A coalition of 27 states and the District of Columbia has taken legal action to prevent 23andMe from selling personal genetic data in its possession without customer consent.
The California-based biotechnology company filed for Chapter 11 bankruptcy on March 23 to facilitate the sale of its assets, sparking concerns over the handling of the sensitive genetic data it holds.
“This isn’t just data – it’s your DNA. It’s personal, permanent, and deeply private,” Oregon Attorney General Dan Rayfield said in the statement. “People did not submit their personal data to 23andMe thinking their genetic blueprint would later be sold off to the highest bidder.”
In their lawsuit, the states contended that 23andMe should obtain expressed consent from its customers before transferring or selling their data to another company.
“Virtually all of this ‘customer data’ is immutable.

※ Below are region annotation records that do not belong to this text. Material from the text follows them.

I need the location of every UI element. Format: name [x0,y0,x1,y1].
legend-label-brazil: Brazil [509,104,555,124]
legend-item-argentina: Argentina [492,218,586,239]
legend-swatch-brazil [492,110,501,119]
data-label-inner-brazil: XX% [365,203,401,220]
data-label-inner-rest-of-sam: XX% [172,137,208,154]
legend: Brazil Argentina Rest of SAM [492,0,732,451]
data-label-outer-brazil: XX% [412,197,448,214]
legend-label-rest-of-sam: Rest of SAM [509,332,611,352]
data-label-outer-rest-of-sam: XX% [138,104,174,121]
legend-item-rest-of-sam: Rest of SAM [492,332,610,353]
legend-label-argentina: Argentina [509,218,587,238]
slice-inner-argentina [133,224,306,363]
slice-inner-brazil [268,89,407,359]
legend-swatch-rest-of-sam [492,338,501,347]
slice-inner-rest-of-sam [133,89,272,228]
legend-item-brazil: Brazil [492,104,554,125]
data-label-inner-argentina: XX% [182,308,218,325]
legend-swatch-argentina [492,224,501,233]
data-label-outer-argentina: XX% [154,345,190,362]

If stolen or misused, it cannot be changed or replaced,” they stated in the suit. “In other words, the magnitude of the data in this proposed sale stretches far beyond the 23andMe consumers, impacting those who have no awareness of the sale as well as human beings who do not even exist yet.”
Joining Rayfield in the suit are attorneys general from Arizona, Colorado, Connecticut, the District of Columbia, Florida, Illinois, Kansas, Kentucky, Louisiana, Maine, Michigan, Minnesota, Missouri, New Hampshire, New Mexico, New York, North Carolina, Oklahoma, Pennsylvania, South Carolina, South Dakota, Utah, Vermont, Virginia, Washington, West Virginia, and Wisconsin.
Responding to a media inquiry, 23AndMe pointed to interim CEO Joseph Selsavage’s remarks during Tuesday’s House Oversight Committee hearing, in which he affirmed the company’s commitment to customer data privacy.
These data encompassed users’ origin estimation, phenotype, health information, photos, and identification data. The company said at the time that it believed “threat actors” gained access to accounts where users recycled login credentials.